Anthropic has launched a prompt caching feature for its Claude API to help developers cut costs and enhance performance. The feature, still in its public beta phase, is currently available for the Claude 3.5 Sonnet and Claude 3 Haiku models, with future support planned for Claude 3 Opus.
How Prompt Caching Works
This new functionality lets users keep commonly used contexts ready for reuse in their sessions. By caching prompts, developers can avoid the need to resend identical contexts, saving both time and expense. This proves especially useful in scenarios involving repeated reference to extensive contexts during interactions with the model.
A 2023 technical paper outlining prompt caching explains how users can retain regularly used contexts in their sessions. This enables developers to add contextual information without additional expenses, facilitating more precise model responses. Notably, the cache holds a 5-minute lifetime and refreshes with each use, according to AI expert Simon Willison.

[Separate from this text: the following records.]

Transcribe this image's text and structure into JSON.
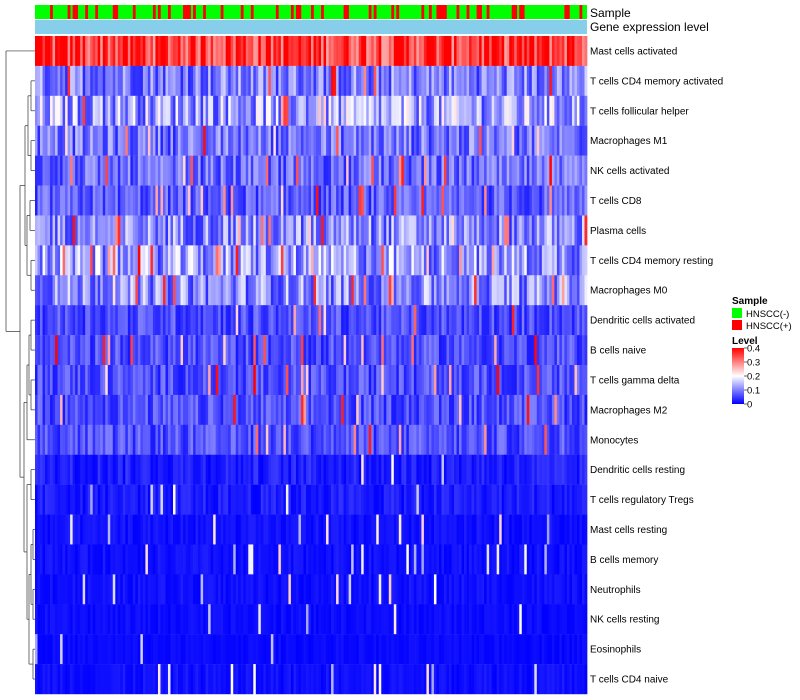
{
  "chart_data": {
    "type": "heatmap",
    "annotation_rows": [
      {
        "name": "Sample"
      },
      {
        "name": "Gene expression level"
      }
    ],
    "n_samples": 220,
    "rows": [
      {
        "label": "Mast cells activated",
        "mean": 0.36
      },
      {
        "label": "T cells CD4 memory activated",
        "mean": 0.1
      },
      {
        "label": "T cells follicular helper",
        "mean": 0.13
      },
      {
        "label": "Macrophages M1",
        "mean": 0.09
      },
      {
        "label": "NK cells activated",
        "mean": 0.08
      },
      {
        "label": "T cells CD8",
        "mean": 0.07
      },
      {
        "label": "Plasma cells",
        "mean": 0.11
      },
      {
        "label": "T cells CD4 memory resting",
        "mean": 0.12
      },
      {
        "label": "Macrophages M0",
        "mean": 0.11
      },
      {
        "label": "Dendritic cells activated",
        "mean": 0.06
      },
      {
        "label": "B cells naive",
        "mean": 0.06
      },
      {
        "label": "T cells gamma delta",
        "mean": 0.06
      },
      {
        "label": "Macrophages M2",
        "mean": 0.06
      },
      {
        "label": "Monocytes",
        "mean": 0.06
      },
      {
        "label": "Dendritic cells resting",
        "mean": 0.04
      },
      {
        "label": "T cells regulatory  Tregs",
        "mean": 0.035
      },
      {
        "label": "Mast cells resting",
        "mean": 0.02
      },
      {
        "label": "B cells memory",
        "mean": 0.02
      },
      {
        "label": "Neutrophils",
        "mean": 0.02
      },
      {
        "label": "NK cells resting",
        "mean": 0.015
      },
      {
        "label": "Eosinophils",
        "mean": 0.012
      },
      {
        "label": "T cells CD4 naive",
        "mean": 0.02
      }
    ],
    "sample_groups": [
      {
        "name": "HNSCC(-)",
        "color": "#00ff00"
      },
      {
        "name": "HNSCC(+)",
        "color": "#ff0000"
      }
    ],
    "gene_expression_color": "#87ceeb",
    "level_scale": {
      "title": "Level",
      "min": 0,
      "max": 0.4,
      "ticks": [
        "0",
        "0.1",
        "0.2",
        "0.3",
        "0.4"
      ],
      "colors": [
        "#0000ff",
        "#ffffff",
        "#ff0000"
      ]
    },
    "legend_sample_title": "Sample",
    "legend_position": "right"
  }
}
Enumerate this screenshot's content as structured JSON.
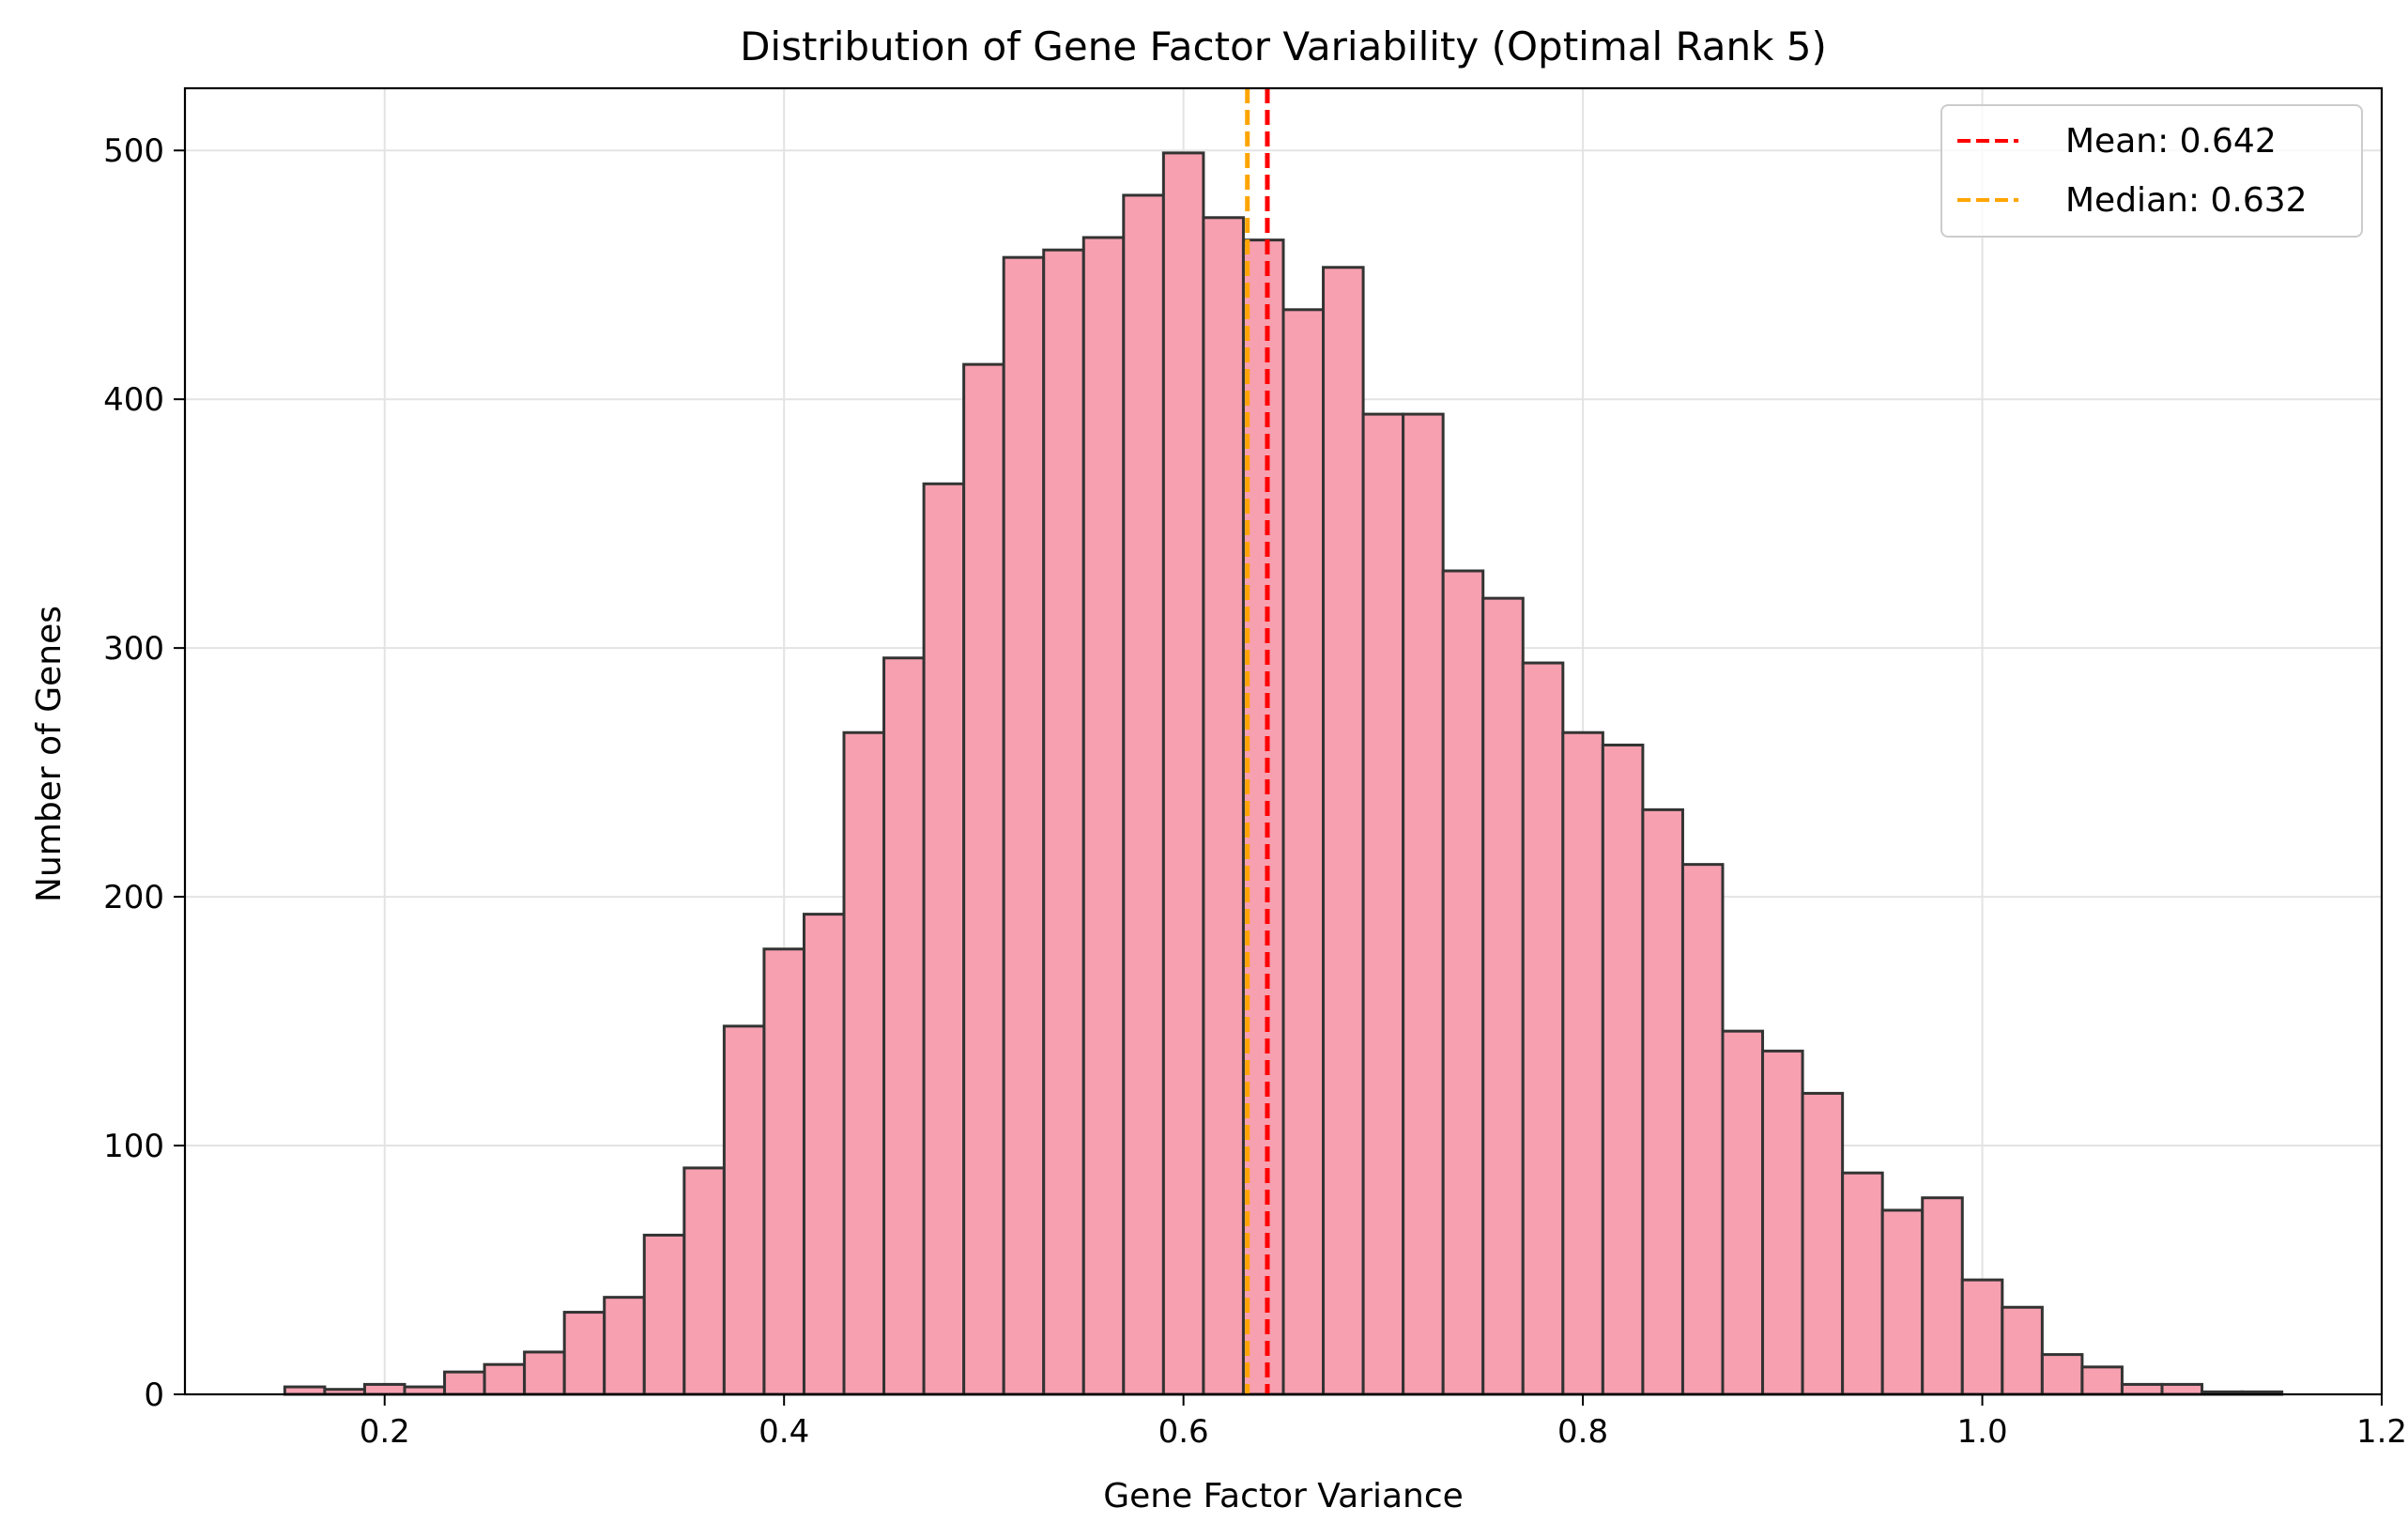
{
  "chart_data": {
    "type": "bar",
    "title": "Distribution of Gene Factor Variability (Optimal Rank 5)",
    "xlabel": "Gene Factor Variance",
    "ylabel": "Number of Genes",
    "xlim": [
      0.1,
      1.2
    ],
    "ylim": [
      0,
      525
    ],
    "xticks": [
      0.2,
      0.4,
      0.6,
      0.8,
      1.0,
      1.2
    ],
    "xtick_labels": [
      "0.2",
      "0.4",
      "0.6",
      "0.8",
      "1.0",
      "1.2"
    ],
    "yticks": [
      0,
      100,
      200,
      300,
      400,
      500
    ],
    "ytick_labels": [
      "0",
      "100",
      "200",
      "300",
      "400",
      "500"
    ],
    "grid": true,
    "bar_color": "#f7a0b0",
    "edge_color": "#333333",
    "bins": {
      "start": 0.15,
      "width": 0.02,
      "counts": [
        3,
        2,
        4,
        3,
        9,
        12,
        17,
        33,
        39,
        64,
        91,
        148,
        179,
        193,
        266,
        296,
        366,
        414,
        457,
        460,
        465,
        482,
        499,
        473,
        464,
        436,
        453,
        394,
        394,
        331,
        320,
        294,
        266,
        261,
        235,
        213,
        146,
        138,
        121,
        89,
        74,
        79,
        46,
        35,
        16,
        11,
        4,
        4,
        1,
        1
      ]
    },
    "reference_lines": [
      {
        "label": "Mean: 0.642",
        "x": 0.642,
        "color": "#ff0000",
        "style": "dashed"
      },
      {
        "label": "Median: 0.632",
        "x": 0.632,
        "color": "#ffa500",
        "style": "dashed"
      }
    ],
    "legend_position": "top-right"
  }
}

Initial users have noted marked improvements in both speed and affordability. In one case, a chat using a cached prompt with 100,000 tokens saw latency drop from 11.5 seconds to 2.4 seconds, alongside a 90% reduction in costs. Another case with a 10,000 token prompt observed a 31% latency reduction and an 86% cost decrease.
Pricing Details
The pricing structure underscores the economic advantages of prompt caching. For Claude 3.5 Sonnet, the cost to cache a prompt is $3.75 per million tokens (MTok), while utilizing a cached prompt costs only $0.30 per MTok. The price offers a reduction from the standard input token price of $3/MTok.
For Claude 3 Haiku, caching costs $0.30/MTok, and using the stored prompt is $0.03/MTok. While prompt caching for Claude 3 Opus is not yet available, announced prices suggest $18.75/MTok for writing to cache and $1.50/MTok for accessing the cached prompts.
Use Cases and Applications
Prompt caching opens up a variety of uses. Developers can leverage it for cost and latency reductions in tasks such as long instruction processing, document embedding in conversational agents, improving code autocompletion speed, supplying extensive instructions to search agents, and prompt-based document embedding.
The move aligns with Anthropic's broader aim to stay competitive in the AI services market. The company has previously lowered token prices to attract developers. With this newest feature, Anthropic is positioning itself as a more affordable option against competitors like Google and OpenAI, who also strive to offer cost-efficient solutions for developers.
In July, the company launched its prompt playground. Creating optimized AI prompts—crafted inputs to achieve desired model outputs—has become indispensable in the AI field. Small tweaks in prompts can substantially impact results. Traditionally, developers either guessed these modifications or hired experts. Anthropic's tools aim to simplify this by offering immediate feedback and minimizing manual adjustments.